László y el lobo
La novelita es sencilla solo en apariencia. En ella hay algo recurrente, de puesta en abismo, y algo virtuoso.
La primera dificultad con el húngaro László Krasznahorkai es el apellido. Es cierto que se lo reconoce porque no puede ser otro cuando uno lo ve escrito, pero hay que hacer un esfuerzo para aprender a deletrearlo (todavía estoy en eso). Mi primer contacto con Krasznahorkai fue a través de las películas de su compinche y compatriota Béla Tarr, un tipo que hace películas difíciles, con larguísimos planos secuencia. Entre ellas, Satantango, que dura siete horas, basada en una novela de Krasznahorkai, que también escribió los guiones para películas de Tarr basadas en otros autores como, por ejemplo El hombre de Londres, a partir de Simenon. Krasznahorkai y Tarr me hacen acordar a Handke y Wenders cuando eran jóvenes. De hecho, en las fotografías de hace décadas se parecen: son dos flacos con aspecto tremebundo y doy fe de que Bela lo es aunque, en años recientes, el aspecto de László devino una especie de gordito bonachón, tal vez desde sus viajes a Oriente. Pero las novelas tienen sus bemoles. Muchos bemoles: leer La melancolía de la resistencia sumerge al lector en el famoso estado de perplejidad ante la obra maestra incomprensible.

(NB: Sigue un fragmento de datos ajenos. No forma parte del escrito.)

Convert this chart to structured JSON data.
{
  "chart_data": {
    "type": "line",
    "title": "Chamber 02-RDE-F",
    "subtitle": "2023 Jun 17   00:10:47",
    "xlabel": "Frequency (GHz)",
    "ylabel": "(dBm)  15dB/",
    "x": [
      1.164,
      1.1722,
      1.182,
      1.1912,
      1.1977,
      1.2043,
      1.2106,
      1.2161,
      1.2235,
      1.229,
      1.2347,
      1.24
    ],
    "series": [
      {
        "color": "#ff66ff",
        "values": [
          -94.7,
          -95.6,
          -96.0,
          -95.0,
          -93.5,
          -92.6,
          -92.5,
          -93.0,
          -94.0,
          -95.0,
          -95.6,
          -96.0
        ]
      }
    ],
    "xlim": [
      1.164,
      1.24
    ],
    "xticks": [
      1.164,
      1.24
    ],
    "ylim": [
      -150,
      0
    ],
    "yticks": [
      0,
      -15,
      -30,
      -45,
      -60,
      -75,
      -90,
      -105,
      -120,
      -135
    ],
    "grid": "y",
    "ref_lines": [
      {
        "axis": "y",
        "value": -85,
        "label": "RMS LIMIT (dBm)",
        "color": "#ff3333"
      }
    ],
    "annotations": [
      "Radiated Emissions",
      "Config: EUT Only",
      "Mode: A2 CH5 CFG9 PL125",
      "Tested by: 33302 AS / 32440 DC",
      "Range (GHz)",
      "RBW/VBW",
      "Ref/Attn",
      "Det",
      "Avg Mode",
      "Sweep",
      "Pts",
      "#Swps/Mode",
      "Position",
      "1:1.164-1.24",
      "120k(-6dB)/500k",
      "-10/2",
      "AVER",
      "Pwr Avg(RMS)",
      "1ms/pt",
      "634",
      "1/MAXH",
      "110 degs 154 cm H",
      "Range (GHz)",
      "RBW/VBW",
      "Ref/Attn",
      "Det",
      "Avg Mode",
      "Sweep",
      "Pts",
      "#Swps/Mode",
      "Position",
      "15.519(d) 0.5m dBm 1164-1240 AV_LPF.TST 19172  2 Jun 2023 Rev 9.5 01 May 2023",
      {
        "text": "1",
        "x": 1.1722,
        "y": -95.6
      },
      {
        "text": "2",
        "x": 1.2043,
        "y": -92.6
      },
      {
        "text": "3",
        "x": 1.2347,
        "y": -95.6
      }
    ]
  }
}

Por eso fue una sorpresa encontrarse con El último lobo, un librito de Krasznahorkai publicado en 2009 que el chileno Adán Kovacsics acaba de traducir con su habitual maestría. El protagonista es un olvidado profesor alemán que llegó a la conclusión de que “la lengua es nuestra basura” y dejó de enseñar, de pensar y de escribir. Así, con ciento veinte kilos de peso, pasa sus días en un oscuro bar berlinés atendido por un húngaro, estirando una única cerveza para pedir que no lo echen. Un día, le llega una carta de una fundación desconocida en la que lo invitan a pasar una semana con todos los gastos pagos en Extremadura (un lugar que el profesor no sabe dónde queda, pero que la fundación se dedica a promover) a cambio de que escriba algo, cualquier cosa, por lo que le pagarán un buen dinero. El gordo termina yendo y se enamora del paisaje, de su gente y de cierta atmósfera premoderna que encuentra saludable y humana. Además, la muerte del “último lobo al sur del Tajo” lo conduce a una historia romántica en la que intervienen una intérprete y un guardaparque. A la vuelta, el lector asiste al relato que el profesor le hace al camarero húngaro, muy poco interesado en los cuentos de extranjeros que no son de Europa Oriental.
La novelita es sencilla solo en apariencia. En ella hay algo recurrente, de puesta en abismo, y algo virtuoso. De hecho, El último lobo está financiada por la fundación Ortega Muñoz, organismo semioficial extremeño dedicado a difundir la obra del pintor (1899-1982) que le da su nombre y a promover esa región pobre y poco poblada de España. O sea que el libro que está en nuestras manos bien puede ser el resultado del viaje pago de nuestro profesor. Pero, además, como para demostrar que Krasznahorkai no se toma el trabajo a la ligera, la novela consta de un solo párrafo que tampoco contiene puntos seguidos. Lo interesante de este recurso no es la destreza, sino que Krasznahorkai demuestra que los puntos no son necesarios. Al contrario, el texto tiene una fluidez que la separación en oraciones no haría más que entorpecer. Krasznahorkai ha fabricado una verdadera golosina literaria.